Why did they produce this statement?
We know Covid 19 involves all major organ systems. They want to lower the risk of postoperative complications. They refer to many studies. One study showed significantly higher risk of lung complications within the first four weeks after Covid diagnosis. Patients with diabetes were more likely to have severe Covid and more likely to be hospitalized.
Their recommendations:
- All non urgent procedures should be delayed until the patient has met criteria to discontinue isolation for Covid and has entered the recovery phase. They should no longer be infectious. (Infectious period is generally about 10 days after symptom onset for those with mild to no symptoms). This means also at least 24 hours have passed since last fever without using fever reducing medications, and all symptoms- cough, shortness of breath- have improved.
- PATIENTS WITH NO SYMPTOMS, with a positive Covid test, should not do surgery for ONE MONTH.
- PATIENTS WITH MILD SYMPTOMS, meaning no pneumonia or oxygen saturation below 94%, and who have not been hospitalized, should not do elective surgery for 6 WEEKS after.
- PATIENTS WITH SEVERE ILLNESS, meaning pneumonia, hypoxic respiratory failure, septic shock), or those who are hospitalized. should not do surgery for 8 – 10 WEEKS after illness. This includes patients who are diabetic or immunocompromised.

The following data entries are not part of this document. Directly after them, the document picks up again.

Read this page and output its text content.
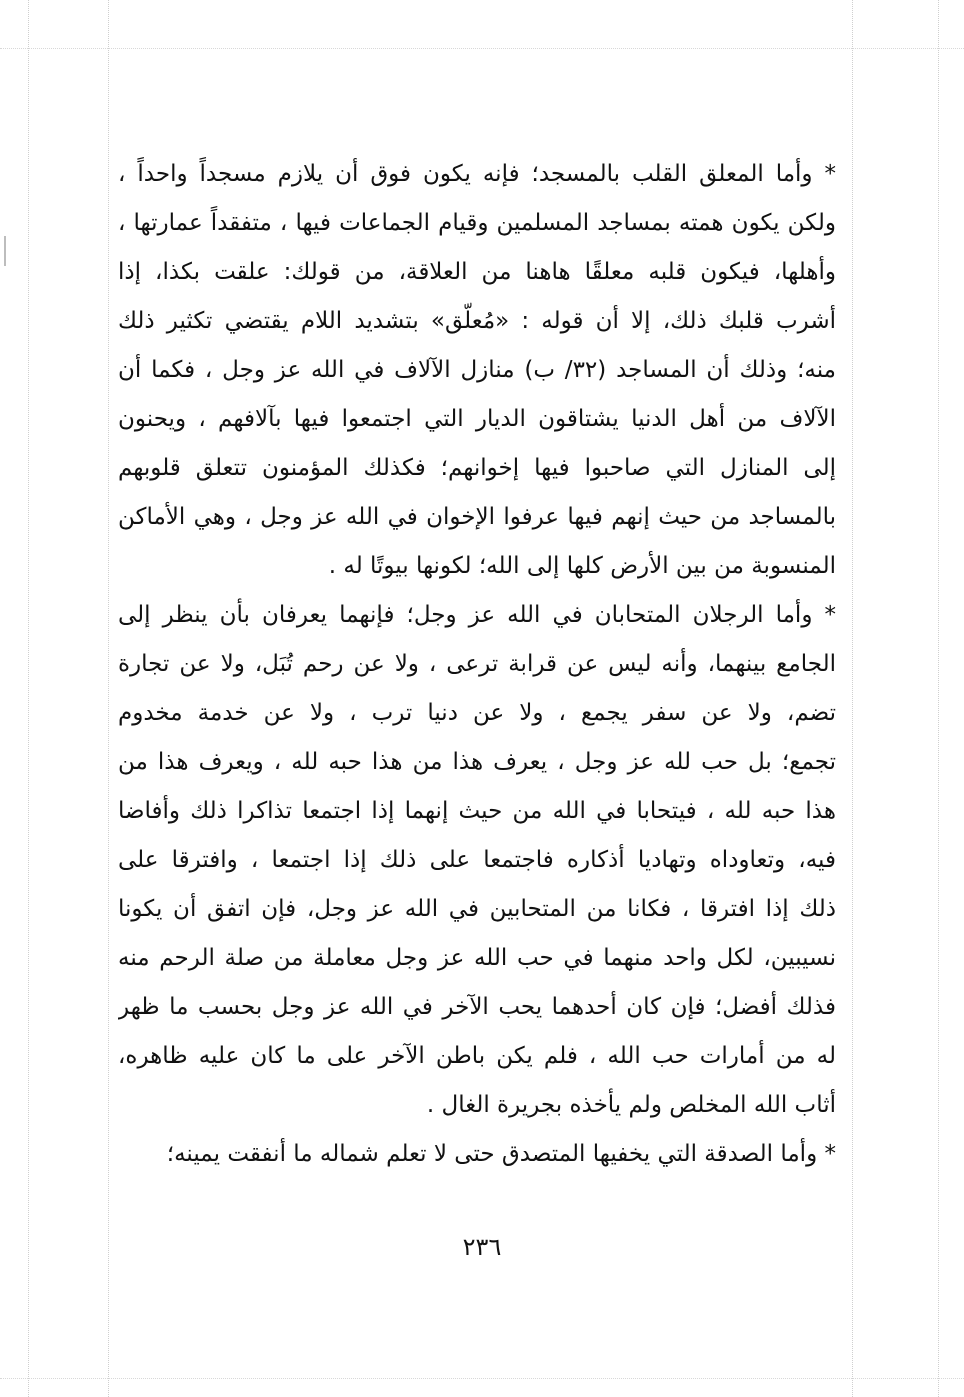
* وأما المعلق القلب بالمسجد؛ فإنه يكون فوق أن يلازم مسجداً واحداً ،
ولكن يكون همته بمساجد المسلمين وقيام الجماعات فيها ، متفقداً عمارتها ،
وأهلها، فيكون قلبه معلقًا هاهنا من العلاقة، من قولك: علقت بكذا، إذا
أشرب قلبك ذلك، إلا أن قوله : «مُعلّق» بتشديد اللام يقتضي تكثير ذلك
منه؛ وذلك أن المساجد (٣٢/ ب) منازل الآلاف في الله عز وجل ، فكما أن
الآلاف من أهل الدنيا يشتاقون الديار التي اجتمعوا فيها بآلافهم ، ويحنون
إلى المنازل التي صاحبوا فيها إخوانهم؛ فكذلك المؤمنون تتعلق قلوبهم
بالمساجد من حيث إنهم فيها عرفوا الإخوان في الله عز وجل ، وهي الأماكن
المنسوبة من بين الأرض كلها إلى الله؛ لكونها بيوتًا له .
* وأما الرجلان المتحابان في الله عز وجل؛ فإنهما يعرفان بأن ينظر إلى
الجامع بينهما، وأنه ليس عن قرابة ترعى ، ولا عن رحم تُبَل، ولا عن تجارة
تضم، ولا عن سفر يجمع ، ولا عن دنيا ترب ، ولا عن خدمة مخدوم
تجمع؛ بل حب لله عز وجل ، يعرف هذا من هذا حبه لله ، ويعرف هذا من
هذا حبه لله ، فيتحابا في الله من حيث إنهما إذا اجتمعا تذاكرا ذلك وأفاضا
فيه، وتعاوداه وتهاديا أذكاره فاجتمعا على ذلك إذا اجتمعا ، وافترقا على
ذلك إذا افترقا ، فكانا من المتحابين في الله عز وجل، فإن اتفق أن يكونا
نسيبين، لكل واحد منهما في حب الله عز وجل معاملة من صلة الرحم منه
فذلك أفضل؛ فإن كان أحدهما يحب الآخر في الله عز وجل بحسب ما ظهر
له من أمارات حب الله ، فلم يكن باطن الآخر على ما كان عليه ظاهره،
أثاب الله المخلص ولم يأخذه بجريرة الغال .
* وأما الصدقة التي يخفيها المتصدق حتى لا تعلم شماله ما أنفقت يمينه؛
٢٣٦
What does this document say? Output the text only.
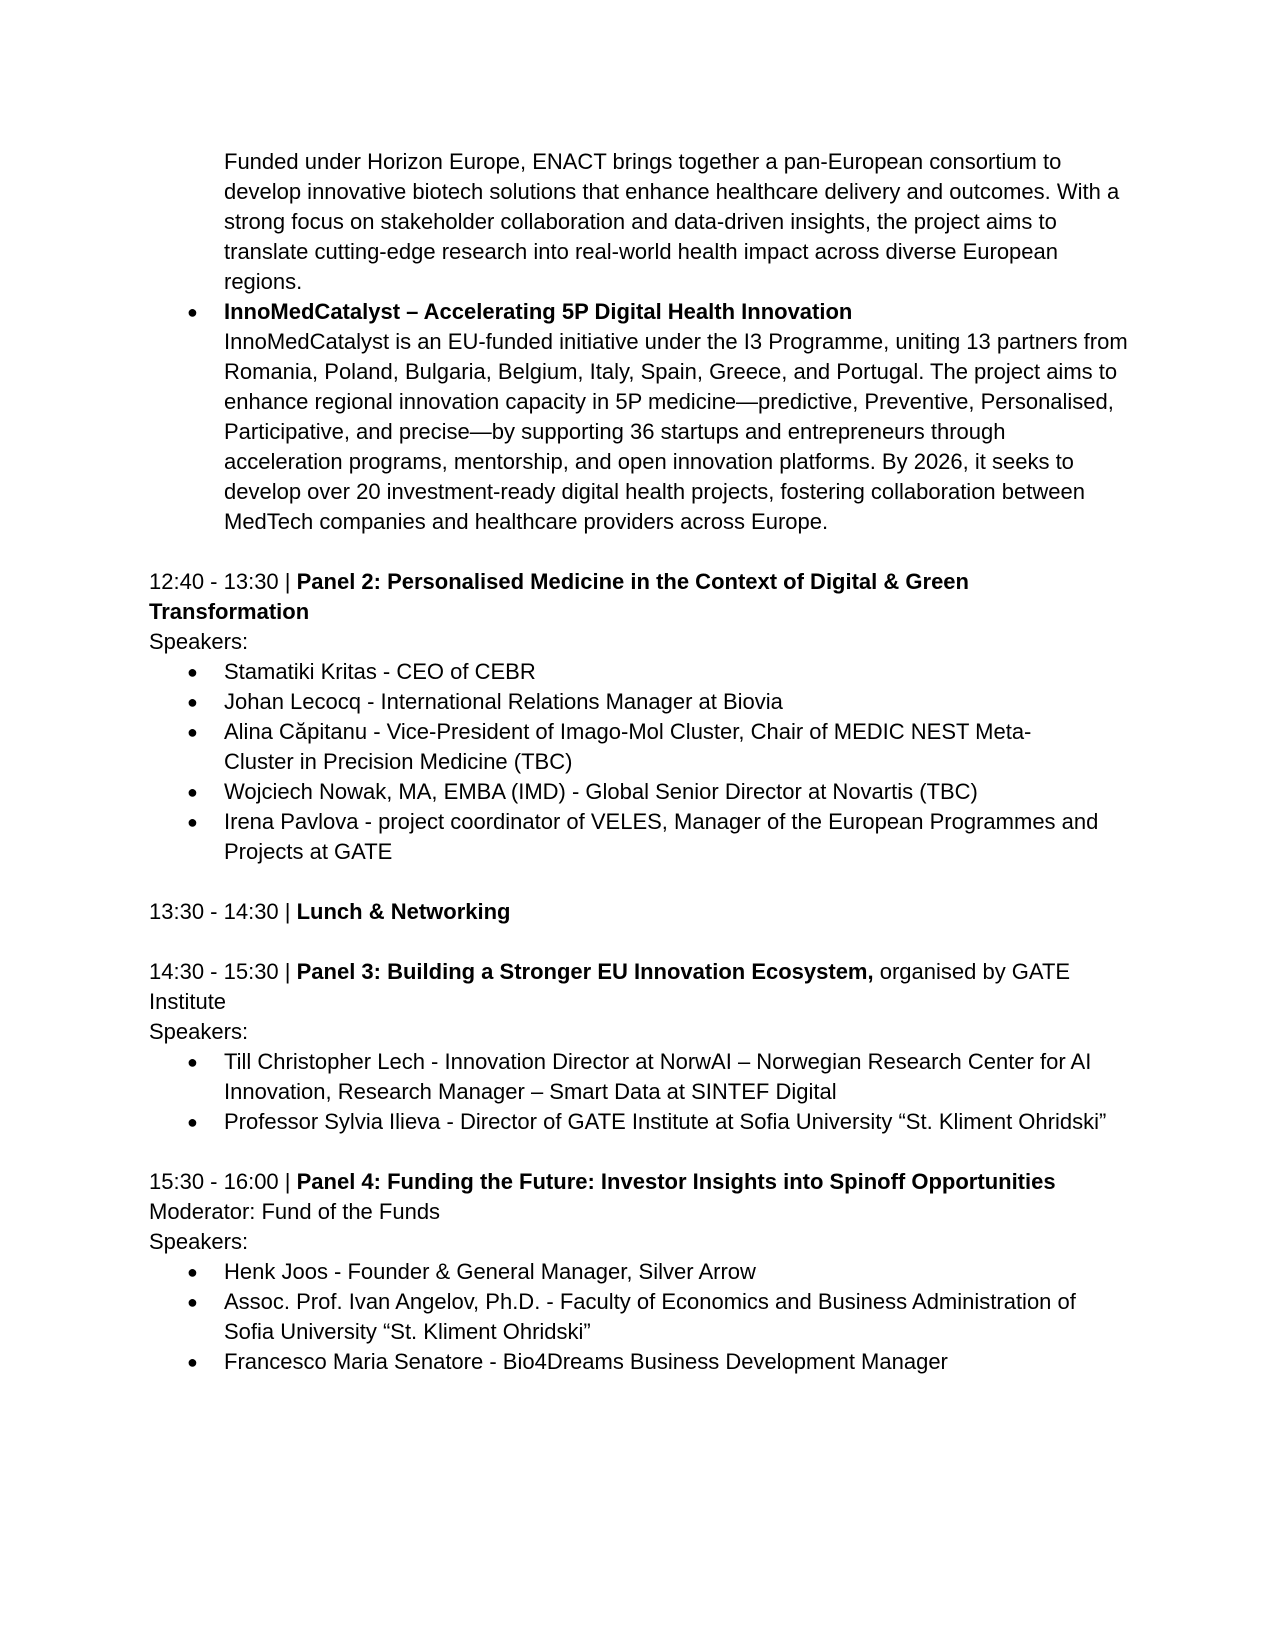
Funded under Horizon Europe, ENACT brings together a pan-European consortium to develop innovative biotech solutions that enhance healthcare delivery and outcomes. With a strong focus on stakeholder collaboration and data-driven insights, the project aims to translate cutting-edge research into real-world health impact across diverse European regions.

● InnoMedCatalyst – Accelerating 5P Digital Health Innovation
InnoMedCatalyst is an EU-funded initiative under the I3 Programme, uniting 13 partners from Romania, Poland, Bulgaria, Belgium, Italy, Spain, Greece, and Portugal. The project aims to enhance regional innovation capacity in 5P medicine—predictive, Preventive, Personalised, Participative, and precise—by supporting 36 startups and entrepreneurs through acceleration programs, mentorship, and open innovation platforms. By 2026, it seeks to develop over 20 investment-ready digital health projects, fostering collaboration between MedTech companies and healthcare providers across Europe.

12:40 - 13:30 | Panel 2: Personalised Medicine in the Context of Digital & Green Transformation

Speakers:

● Stamatiki Kritas - CEO of CEBR
● Johan Lecocq - International Relations Manager at Biovia
● Alina Căpitanu - Vice-President of Imago-Mol Cluster, Chair of MEDIC NEST Meta-Cluster in Precision Medicine (TBC)
● Wojciech Nowak, MA, EMBA (IMD) - Global Senior Director at Novartis (TBC)
● Irena Pavlova - project coordinator of VELES, Manager of the European Programmes and Projects at GATE

13:30 - 14:30 | Lunch & Networking

14:30 - 15:30 | Panel 3: Building a Stronger EU Innovation Ecosystem, organised by GATE Institute

Speakers:

● Till Christopher Lech - Innovation Director at NorwAI – Norwegian Research Center for AI Innovation, Research Manager – Smart Data at SINTEF Digital
● Professor Sylvia Ilieva - Director of GATE Institute at Sofia University “St. Kliment Ohridski”

15:30 - 16:00 | Panel 4: Funding the Future: Investor Insights into Spinoff Opportunities

Moderator: Fund of the Funds

Speakers:

● Henk Joos - Founder & General Manager, Silver Arrow
● Assoc. Prof. Ivan Angelov, Ph.D. - Faculty of Economics and Business Administration of Sofia University “St. Kliment Ohridski”
● Francesco Maria Senatore - Bio4Dreams Business Development Manager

- PATIENTS WHO WERE IN THE ICU need 12 WEEKS prior to elective surgery.
These guidelines are guidelines. They should be adjusted if needed. Other considerations:
- Those patients who are severely immunocompromised should be evaluated using a different metric.
- Other factors: advanced age, diabetes, end stage kidney disease should also be considered.
- If there are RESIDUAL SYMPTOMS like fatigue, shortness of breath, and chest pain.
- Covid 19 may have a long term bad effect on the heart function.
For these patients, there should be a more in depth evaluation of heart and lung issues if they still have any symptoms.
My thoughts?
Elective surgery is by definition not needed. The most important thing we can do is to optimize for a safe surgery. I think these guidelines are important.